Il teatro fisico, quello degli attori vestiti di preziosi costumi, sta dentro una resa che a nostra
percezione rimanda al classicismo della 'Scuola di Atene' di Raffaello Sanzio per le Stanze
Vaticane, in virtù della disposizione dei gruppi concatenati nei gesti ed espressioni, composti e
dissociati in funzione della gerarchia dettata dal racconto, a seconda della bisogna, con continui
attraversamenti della scena da parte degli attori; classicismo che viene riassorbito, per poi
riproiettarsi, nel punto focale del techno-braciere centrale e avanzato che a seconda della luce
emessa detta gli umori dei personaggi.
Ecco, questo teatro fisico, di riferimento classico, ma anche ellenistico dell'Asia minore, o
ancora nell'aura di uno spazio palladiano, stanno al cinema, al CINEKOLOSSAL in particolare,
come un omaggio: per la coloritura, per la restituzione, per le citazioni come la scritta in capitale
romana che sembra titolo di testa o da manifesto, e ancora la musica incessante che diventa colonna
sonora.
Certo la resa cinematografica è spuria perché intrisa di lessico e di segno teatrale. E sempre con
riferimento a pellicole storiche, quello di Pascoe è l'Antonio e Cleopatra epico, e 'biblico', su cui
incombe il Mosè della spartizione delle acque d'Egitto ne I dieci comandanti, film di Cecil B. De
Mille (1956).

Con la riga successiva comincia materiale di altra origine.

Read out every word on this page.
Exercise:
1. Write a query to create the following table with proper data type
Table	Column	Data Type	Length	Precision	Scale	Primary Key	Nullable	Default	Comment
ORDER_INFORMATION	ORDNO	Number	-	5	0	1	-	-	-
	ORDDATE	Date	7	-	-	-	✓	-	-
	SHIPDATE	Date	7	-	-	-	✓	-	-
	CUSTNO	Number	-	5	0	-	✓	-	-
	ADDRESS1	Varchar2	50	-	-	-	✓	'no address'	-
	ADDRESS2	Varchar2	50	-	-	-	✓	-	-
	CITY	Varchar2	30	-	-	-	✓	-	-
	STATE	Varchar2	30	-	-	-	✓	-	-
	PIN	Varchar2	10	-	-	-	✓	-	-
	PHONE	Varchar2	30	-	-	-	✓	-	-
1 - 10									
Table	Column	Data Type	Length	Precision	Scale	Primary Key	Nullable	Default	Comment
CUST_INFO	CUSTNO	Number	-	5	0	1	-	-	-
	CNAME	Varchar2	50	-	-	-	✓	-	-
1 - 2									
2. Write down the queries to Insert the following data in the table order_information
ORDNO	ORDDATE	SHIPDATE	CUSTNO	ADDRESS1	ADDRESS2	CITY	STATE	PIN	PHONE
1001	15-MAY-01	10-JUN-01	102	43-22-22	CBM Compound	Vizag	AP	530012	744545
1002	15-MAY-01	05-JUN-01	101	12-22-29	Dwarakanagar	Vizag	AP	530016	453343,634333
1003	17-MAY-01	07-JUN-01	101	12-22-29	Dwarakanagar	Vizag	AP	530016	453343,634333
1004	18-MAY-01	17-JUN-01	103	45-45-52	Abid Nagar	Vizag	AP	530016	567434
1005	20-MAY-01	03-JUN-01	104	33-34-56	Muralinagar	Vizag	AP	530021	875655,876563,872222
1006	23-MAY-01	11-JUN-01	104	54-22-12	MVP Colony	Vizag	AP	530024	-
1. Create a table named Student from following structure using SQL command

I protagonisti principali, di stampo teatrale, nelle intenzioni della regia introspettivi,
tendono così a stemperarsi e svanire, assorbiti dalla potenza della scena.

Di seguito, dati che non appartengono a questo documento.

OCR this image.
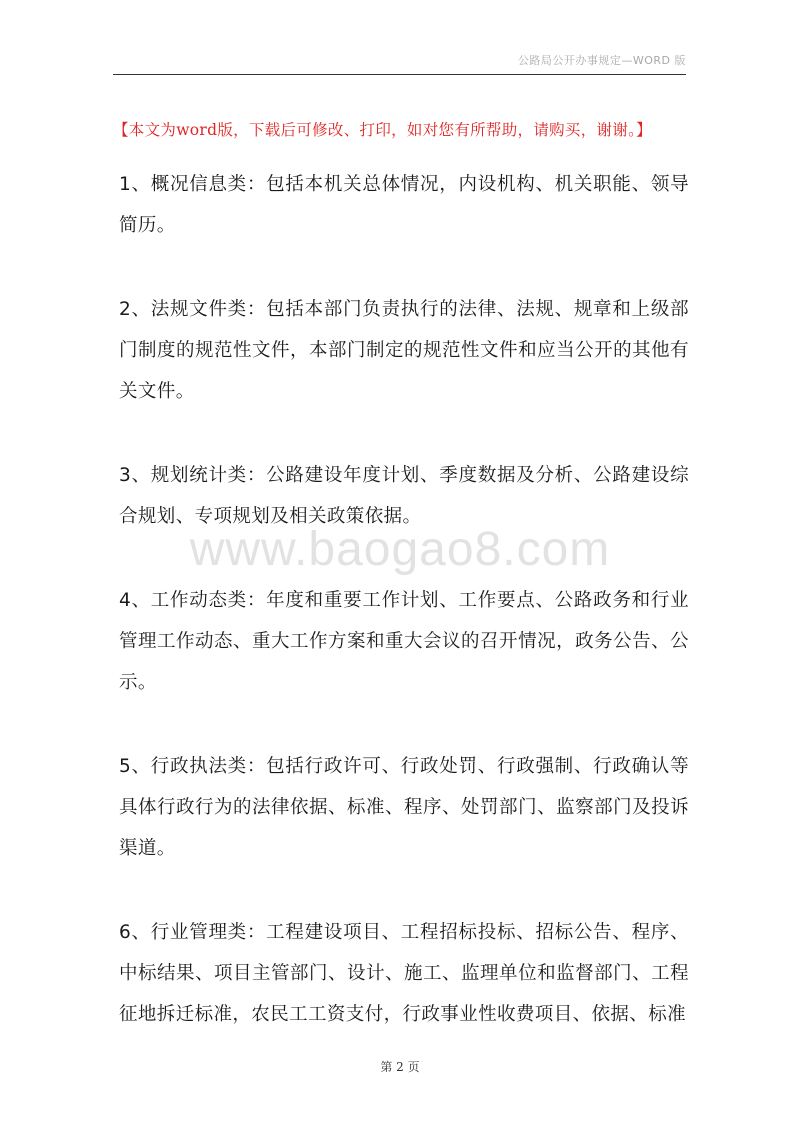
公路局公开办事规定—WORD 版
【本文为word版，下载后可修改、打印，如对您有所帮助，请购买，谢谢。】

1、概况信息类：包括本机关总体情况，内设机构、机关职能、领导简历。

2、法规文件类：包括本部门负责执行的法律、法规、规章和上级部门制度的规范性文件，本部门制定的规范性文件和应当公开的其他有关文件。

3、规划统计类：公路建设年度计划、季度数据及分析、公路建设综合规划、专项规划及相关政策依据。

4、工作动态类：年度和重要工作计划、工作要点、公路政务和行业管理工作动态、重大工作方案和重大会议的召开情况，政务公告、公示。

5、行政执法类：包括行政许可、行政处罚、行政强制、行政确认等具体行政行为的法律依据、标准、程序、处罚部门、监察部门及投诉渠道。

6、行业管理类：工程建设项目、工程招标投标、招标公告、程序、中标结果、项目主管部门、设计、施工、监理单位和监督部门、工程征地拆迁标准，农民工工资支付，行政事业性收费项目、依据、标准

www.baogao8.com
第 2 页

C'è dunque uno scarto: il nucleo che è tragedia d’amore e dramma politico, intenzione alla
riflessione sul dubbio tra passione e ragione, sullo sfondo del grande tema del potere, ne esce a
nostro avviso sovrastato da un'altra potenza, quella della scena in proiezione, grandiosa, altisonante,
e della pregevole e bella fattura del costume, che insieme tendono ad estinguere la complessità,
l'ambiguità del personaggio shakespeariano, forse in ragione della resa di un cast che deve ancora
essere messa a punto.
Non c'è dubbio che questa soverchia capacità, il metaforico potere del 'mondo' sul personaggio,
potrebbe diventare davvero una chiave di lettura dell'opera, purchè si recuperi anche il valore del
dettato shakespeariano - specie nell'interpretazione attorale, con ritmo, alternanza e modulazione - e
dunque l'ascendente sul pubblico.
All'esordio è ancora evidente la giustapposizione dei registri intertretativi, che slega e dissolve a
tratti il coinvolgimento emozionale disperdendolo all'inseguimento delle parti. Insomma una
commistione di tante idee, anche molto interessanti, da sviluppare e mettere a fuoco, e se
sperimentazione dev'essere che sia, il Licinium potrebbe essere luogo deputato a questo perchè
'l'opera contemporanea' di Shakesperare diventi un corpo solo, la sintesi di linguaggi e forme
ambigue che trovano nuova risoluzione.